Tuesday, December 31, 2013

More Desert Finds

Odometer- 37748 - Camped in Ajo, AZ
Trip meter  0 miles

Monday December 30, 2013

My friend and fellow desert scavenger, Mark Lankford, called to see if I was up for another trip into the Barry M. G Goldwater Gunnery Range north and east of town.  "Absolutely"! said I.

We set off at 10 a.m. and Mark drove us in his Chevy  4 x 4 pickup, as it has better ground clearance than our Honda CRV, and it already has it's "desert stripes" as the locals call the brush scratches down both sides of the body.

We were heading out to an area called "Well that Johnny Dug".  I'm not kidding- it says so on the published maps.  On our way there Mark turned down a side road to the more approapiately named Sloven Well. Both wells are no longer operating, but Sloven Well looks as if it could be resurrected with some work and expense.  It has a Swimming pool sized concrete tank and has a metal well casing.

While we were poking around Sloven Well, we were approached by Lukeville Air Force Security, something that can happen while you are on the range.  The officers checked our permits and then engaged in some pleasant conversation with us.  One of the officers has been on the BMG security team for 12 years! Mark knows all the right questions to ask and he found out that it isn't as difficult to get into the "Hazard Area" around the active range as we thought.  We may get a chance to go into that area soon.

When we arrived at "Well that Johnny Dug", Mark pointed to a 4 foot square of plywood covering a hand-dug hole in the ground.  So impressive I didn't even take any pictures.  We were not here for the well anyway, and continued east to a search area that Mark has been working for several days, looking for an ejection seat and a canopy from a downed F-104G that crashed in 1966.  I spotted some yellow flagging in the mesquite that was outside the search area and we decided to investigate.  We parked the truck about 2-1/2 miles from the crash site and set off on foot following the flagging in a north-easterly direction which looked promising because it could intersect the inbound flight path.  We spaced ourselves about 200 feet apart and headed in the direction the flagging was taking us.  Unfortunately what we found was a section line marker- a rebar pin with a bronze USGS cap on it.  Since we were on the probable flight path, we decided to turn east and follow the path towards the crash site.  We were further out than Mark felt to be reasonable, based on his research- but it couldn't hurt to be thorough.  By 2:30 we had searched to within 1-1/4 miles of the crash site.  We knew this because Mark has a Garmin and he had loaned me one also.  Mark is good about setting waypoints in memory and we could dial in a radial that showed us where we were in relationsip to the crash site at any time.

Mark suggested that we move 200 feet further south and parallel our seach back towards where we had parked the truck.  We had only gone about 1/4 mile when I spotted something way south of me and hailed Mark who was 200 feet north of me.  Mark came over and we put the field glasses on the shiny spot.
Still not conclusive we decided to walk over closer.  As we got closer based on the brilliance of the reflection, we thought we may be seeing the windows of another car or truck parked on the road.  About 50 feet closer we looked with the binoculars again and out hearts started beating faster!  It looked like a piece of curved plexiglas!  Yeah!

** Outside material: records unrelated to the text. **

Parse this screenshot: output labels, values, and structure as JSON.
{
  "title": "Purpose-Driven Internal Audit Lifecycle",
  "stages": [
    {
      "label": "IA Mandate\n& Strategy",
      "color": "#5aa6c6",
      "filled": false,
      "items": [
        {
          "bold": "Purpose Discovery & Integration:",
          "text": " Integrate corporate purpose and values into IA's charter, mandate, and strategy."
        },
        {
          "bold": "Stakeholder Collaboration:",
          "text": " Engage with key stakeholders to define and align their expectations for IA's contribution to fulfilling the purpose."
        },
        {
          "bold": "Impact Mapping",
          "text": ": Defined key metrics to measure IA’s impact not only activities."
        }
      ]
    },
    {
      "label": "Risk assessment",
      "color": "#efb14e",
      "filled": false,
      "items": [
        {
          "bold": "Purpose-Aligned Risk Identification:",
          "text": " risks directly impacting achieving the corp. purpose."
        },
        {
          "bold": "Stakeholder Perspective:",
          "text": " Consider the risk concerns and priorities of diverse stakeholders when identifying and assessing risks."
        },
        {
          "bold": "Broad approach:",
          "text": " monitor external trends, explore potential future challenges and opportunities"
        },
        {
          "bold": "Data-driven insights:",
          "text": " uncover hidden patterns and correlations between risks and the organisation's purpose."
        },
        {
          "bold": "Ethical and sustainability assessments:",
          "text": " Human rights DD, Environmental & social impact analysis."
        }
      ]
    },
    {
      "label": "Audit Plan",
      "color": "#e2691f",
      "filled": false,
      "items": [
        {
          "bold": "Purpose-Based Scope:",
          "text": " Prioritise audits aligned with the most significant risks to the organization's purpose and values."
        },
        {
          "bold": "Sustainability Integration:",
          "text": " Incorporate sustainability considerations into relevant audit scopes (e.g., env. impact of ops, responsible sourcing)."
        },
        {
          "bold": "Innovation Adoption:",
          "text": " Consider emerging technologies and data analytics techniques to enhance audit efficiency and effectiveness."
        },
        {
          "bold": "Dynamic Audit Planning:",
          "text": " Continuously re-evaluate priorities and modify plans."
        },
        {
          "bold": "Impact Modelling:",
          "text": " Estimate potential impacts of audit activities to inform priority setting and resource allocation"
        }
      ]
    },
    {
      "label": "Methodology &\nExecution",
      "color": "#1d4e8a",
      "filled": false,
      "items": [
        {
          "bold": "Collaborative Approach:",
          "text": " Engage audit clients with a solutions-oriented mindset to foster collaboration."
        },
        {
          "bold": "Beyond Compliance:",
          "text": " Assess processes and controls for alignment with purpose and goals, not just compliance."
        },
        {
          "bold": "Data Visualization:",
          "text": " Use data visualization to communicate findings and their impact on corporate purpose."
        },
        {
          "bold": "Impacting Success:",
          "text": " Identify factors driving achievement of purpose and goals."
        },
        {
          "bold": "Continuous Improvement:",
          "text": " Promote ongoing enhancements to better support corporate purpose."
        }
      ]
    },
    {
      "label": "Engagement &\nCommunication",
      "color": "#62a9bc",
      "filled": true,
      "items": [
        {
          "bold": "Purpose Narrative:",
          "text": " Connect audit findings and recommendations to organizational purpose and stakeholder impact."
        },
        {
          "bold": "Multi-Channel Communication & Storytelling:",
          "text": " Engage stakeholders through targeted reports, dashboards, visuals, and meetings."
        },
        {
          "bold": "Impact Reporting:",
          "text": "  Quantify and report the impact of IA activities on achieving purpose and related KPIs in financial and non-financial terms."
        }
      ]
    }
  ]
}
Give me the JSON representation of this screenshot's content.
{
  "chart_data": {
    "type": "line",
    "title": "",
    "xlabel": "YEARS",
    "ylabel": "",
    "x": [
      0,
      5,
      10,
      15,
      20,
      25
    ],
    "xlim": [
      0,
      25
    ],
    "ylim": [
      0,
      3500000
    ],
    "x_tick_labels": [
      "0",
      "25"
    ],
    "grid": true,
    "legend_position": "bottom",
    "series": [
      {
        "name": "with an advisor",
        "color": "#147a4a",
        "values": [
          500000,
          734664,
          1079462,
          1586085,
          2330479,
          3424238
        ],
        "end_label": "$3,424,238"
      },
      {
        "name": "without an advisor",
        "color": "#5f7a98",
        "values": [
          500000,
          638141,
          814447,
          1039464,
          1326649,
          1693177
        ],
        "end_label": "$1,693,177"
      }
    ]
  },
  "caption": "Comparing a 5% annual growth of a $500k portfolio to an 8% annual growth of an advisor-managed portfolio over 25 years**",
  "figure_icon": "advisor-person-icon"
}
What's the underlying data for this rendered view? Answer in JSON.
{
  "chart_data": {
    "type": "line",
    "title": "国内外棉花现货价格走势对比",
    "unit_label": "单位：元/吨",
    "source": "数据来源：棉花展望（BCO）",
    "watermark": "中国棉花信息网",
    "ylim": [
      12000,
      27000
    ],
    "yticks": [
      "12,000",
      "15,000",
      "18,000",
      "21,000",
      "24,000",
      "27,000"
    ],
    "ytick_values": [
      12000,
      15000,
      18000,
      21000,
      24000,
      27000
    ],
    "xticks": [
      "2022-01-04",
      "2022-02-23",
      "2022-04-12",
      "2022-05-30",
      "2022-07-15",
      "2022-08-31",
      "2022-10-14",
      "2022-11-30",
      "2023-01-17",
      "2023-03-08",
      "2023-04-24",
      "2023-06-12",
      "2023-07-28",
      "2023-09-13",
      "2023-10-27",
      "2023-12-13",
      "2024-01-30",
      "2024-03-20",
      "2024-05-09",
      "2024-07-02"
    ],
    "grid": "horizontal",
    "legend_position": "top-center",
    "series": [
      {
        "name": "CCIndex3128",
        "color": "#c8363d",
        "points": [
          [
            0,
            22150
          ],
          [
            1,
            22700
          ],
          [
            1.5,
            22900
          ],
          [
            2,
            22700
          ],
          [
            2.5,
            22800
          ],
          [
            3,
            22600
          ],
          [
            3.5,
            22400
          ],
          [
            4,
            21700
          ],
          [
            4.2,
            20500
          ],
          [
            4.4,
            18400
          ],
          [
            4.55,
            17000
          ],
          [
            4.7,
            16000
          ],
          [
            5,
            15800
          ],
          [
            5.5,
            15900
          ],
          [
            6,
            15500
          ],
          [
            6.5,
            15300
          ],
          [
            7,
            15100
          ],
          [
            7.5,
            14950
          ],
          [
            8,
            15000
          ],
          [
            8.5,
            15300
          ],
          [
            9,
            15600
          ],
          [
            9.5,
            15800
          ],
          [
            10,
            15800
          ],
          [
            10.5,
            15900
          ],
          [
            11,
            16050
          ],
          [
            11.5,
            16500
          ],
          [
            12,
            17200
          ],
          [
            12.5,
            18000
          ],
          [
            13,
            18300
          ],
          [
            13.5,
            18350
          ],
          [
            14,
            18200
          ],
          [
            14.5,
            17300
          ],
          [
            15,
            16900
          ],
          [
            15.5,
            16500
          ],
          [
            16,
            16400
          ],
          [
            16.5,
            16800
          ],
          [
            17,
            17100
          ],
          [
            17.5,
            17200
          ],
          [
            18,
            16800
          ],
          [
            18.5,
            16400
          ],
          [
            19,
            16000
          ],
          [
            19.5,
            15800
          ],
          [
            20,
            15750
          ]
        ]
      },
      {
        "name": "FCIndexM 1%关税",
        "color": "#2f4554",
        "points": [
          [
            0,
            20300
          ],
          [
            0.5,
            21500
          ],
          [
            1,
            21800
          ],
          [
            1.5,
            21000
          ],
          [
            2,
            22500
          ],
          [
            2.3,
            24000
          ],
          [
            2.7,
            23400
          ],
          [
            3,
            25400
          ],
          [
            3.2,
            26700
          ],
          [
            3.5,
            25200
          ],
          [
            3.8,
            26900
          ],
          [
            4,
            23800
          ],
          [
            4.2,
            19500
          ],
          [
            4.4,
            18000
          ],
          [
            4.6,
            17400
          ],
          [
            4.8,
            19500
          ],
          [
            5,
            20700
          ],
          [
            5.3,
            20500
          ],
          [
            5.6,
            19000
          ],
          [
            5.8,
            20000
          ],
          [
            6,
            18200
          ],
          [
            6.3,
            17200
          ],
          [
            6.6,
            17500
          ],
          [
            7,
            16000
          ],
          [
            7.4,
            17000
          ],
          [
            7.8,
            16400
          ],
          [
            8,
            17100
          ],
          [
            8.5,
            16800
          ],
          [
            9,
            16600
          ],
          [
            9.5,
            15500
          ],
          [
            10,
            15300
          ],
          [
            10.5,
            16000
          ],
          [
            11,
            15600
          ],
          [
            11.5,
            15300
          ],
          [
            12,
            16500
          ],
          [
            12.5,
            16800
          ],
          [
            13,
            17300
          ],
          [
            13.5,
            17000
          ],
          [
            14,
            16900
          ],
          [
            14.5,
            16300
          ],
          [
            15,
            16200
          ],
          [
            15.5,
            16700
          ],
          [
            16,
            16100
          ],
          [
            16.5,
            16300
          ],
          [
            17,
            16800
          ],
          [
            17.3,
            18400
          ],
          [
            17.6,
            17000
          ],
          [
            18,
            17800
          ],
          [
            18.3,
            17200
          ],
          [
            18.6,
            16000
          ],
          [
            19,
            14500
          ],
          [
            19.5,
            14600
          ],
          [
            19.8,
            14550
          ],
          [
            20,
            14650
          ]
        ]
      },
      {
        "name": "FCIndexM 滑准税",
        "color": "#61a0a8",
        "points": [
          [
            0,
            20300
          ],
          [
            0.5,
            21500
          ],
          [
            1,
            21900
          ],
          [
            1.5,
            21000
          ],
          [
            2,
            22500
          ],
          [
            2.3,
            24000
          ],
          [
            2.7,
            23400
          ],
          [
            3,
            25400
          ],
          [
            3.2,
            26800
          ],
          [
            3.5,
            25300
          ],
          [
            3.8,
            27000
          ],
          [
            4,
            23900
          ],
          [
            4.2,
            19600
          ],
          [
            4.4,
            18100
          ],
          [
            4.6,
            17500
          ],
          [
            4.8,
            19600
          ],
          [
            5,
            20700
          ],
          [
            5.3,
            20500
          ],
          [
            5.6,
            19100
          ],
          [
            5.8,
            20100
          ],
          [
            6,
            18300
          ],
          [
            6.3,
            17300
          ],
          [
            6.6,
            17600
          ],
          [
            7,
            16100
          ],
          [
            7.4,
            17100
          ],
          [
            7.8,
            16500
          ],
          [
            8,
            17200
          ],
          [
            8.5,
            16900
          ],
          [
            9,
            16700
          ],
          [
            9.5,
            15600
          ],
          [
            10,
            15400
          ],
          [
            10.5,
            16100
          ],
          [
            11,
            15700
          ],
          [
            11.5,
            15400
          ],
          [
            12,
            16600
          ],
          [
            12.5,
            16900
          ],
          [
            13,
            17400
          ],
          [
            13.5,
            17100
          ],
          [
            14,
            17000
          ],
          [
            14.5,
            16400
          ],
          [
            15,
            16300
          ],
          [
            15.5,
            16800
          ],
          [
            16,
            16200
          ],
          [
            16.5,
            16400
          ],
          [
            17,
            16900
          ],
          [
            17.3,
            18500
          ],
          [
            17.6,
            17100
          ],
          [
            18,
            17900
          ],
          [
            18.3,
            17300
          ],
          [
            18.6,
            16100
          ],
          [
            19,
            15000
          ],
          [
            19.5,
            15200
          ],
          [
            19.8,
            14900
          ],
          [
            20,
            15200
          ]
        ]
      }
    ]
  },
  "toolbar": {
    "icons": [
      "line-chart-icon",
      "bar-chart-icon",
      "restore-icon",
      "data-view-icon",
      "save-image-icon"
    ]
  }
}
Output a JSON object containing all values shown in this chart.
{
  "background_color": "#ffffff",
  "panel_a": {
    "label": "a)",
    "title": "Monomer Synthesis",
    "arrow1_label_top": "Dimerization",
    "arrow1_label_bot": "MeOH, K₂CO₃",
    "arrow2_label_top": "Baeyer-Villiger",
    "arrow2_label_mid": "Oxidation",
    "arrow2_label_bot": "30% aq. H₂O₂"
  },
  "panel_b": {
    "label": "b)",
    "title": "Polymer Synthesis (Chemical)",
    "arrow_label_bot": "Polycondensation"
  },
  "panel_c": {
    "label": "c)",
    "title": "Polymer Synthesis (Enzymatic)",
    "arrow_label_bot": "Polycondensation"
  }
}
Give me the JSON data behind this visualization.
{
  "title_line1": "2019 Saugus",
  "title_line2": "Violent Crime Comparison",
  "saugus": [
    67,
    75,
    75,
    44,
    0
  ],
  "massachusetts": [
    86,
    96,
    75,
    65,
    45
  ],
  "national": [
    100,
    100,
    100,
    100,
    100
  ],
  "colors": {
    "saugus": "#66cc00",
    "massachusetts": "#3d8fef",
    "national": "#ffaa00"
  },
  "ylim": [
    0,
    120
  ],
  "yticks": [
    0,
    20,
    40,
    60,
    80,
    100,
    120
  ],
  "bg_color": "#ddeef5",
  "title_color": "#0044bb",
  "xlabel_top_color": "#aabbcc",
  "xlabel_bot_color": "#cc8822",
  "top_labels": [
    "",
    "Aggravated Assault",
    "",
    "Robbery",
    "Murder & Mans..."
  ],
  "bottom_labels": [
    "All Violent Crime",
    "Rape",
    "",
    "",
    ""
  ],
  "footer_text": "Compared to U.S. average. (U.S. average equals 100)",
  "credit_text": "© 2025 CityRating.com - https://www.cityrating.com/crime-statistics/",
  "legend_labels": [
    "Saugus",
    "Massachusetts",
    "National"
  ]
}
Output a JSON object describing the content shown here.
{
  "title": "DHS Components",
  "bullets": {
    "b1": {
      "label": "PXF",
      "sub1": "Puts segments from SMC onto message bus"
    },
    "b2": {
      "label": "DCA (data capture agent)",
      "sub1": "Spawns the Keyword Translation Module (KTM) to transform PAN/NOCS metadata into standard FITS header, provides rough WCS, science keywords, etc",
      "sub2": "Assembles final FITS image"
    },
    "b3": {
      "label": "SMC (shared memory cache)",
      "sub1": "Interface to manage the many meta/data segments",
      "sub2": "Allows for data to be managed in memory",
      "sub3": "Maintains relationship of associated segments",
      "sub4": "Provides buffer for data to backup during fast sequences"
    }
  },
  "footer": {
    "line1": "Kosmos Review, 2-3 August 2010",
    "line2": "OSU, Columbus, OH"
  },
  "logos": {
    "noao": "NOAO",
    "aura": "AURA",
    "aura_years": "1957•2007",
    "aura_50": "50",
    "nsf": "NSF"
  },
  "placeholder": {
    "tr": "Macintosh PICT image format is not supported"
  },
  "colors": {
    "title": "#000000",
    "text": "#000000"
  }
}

 Eureka!  We found the canopy of  the F-104G and the serial number was a match!

The discovery gives us a more exact flight line and should enable us to find the ejection seat- that is unless someone has taken it.  It is rare, but some unscrupulous types will sometimes take objects.  As I've said before, Mark is a purist, and if we pick anything up to look at it, he wants to put it back in the same place, to allow the next finder to have the same experience we just had.

We were now jazzed about searching for the seat, so we set out a seach area, first toward the crash site, then away from it.  Alas the ejection seat, if it still exists, has eluded us once more.  At 4:30 p.m. we were both tired and set a course back to the truck.

On our way out, Mark showed me one more "site" which was no more than this piece of a control surface
in the ditch beside road  #607 (I think).  I said "site" in quotes above because there is nothing else here, and no record of an aircraft going down here.  So what is it from, and how did it get here?  We'll ask the experts at Aircraft Archeology and see if they have anything on it.

As Mark deposits me at the door of our RV he lets me know that we have been gone 7 hours and logged a little over 5 miles on foot, and searched the better part of a square mile.  He will use the GPS tracks and the canopy location and overlay them on his grid map tonight to see if we have left any gaps.  Next time we go out we'll have tightened down on the search area.  Today's find depended on the previous searches that Mark has done on his own- always narrowing the search window.  I was just glad I could be there when the find was made.  Next time we go out, I hope to have pictures of the ejection seat.

Joan had a day to herself, washed the car, shopped for groceries, refilled our driking water bottles at the kiosk, and even made a pan of chocolate brownies!.  We had dinner and watched a movie on TV and turned in for the night.

Tomorrow is New Year's Eve.  We count our blessings that this past year has been a dream-come-true.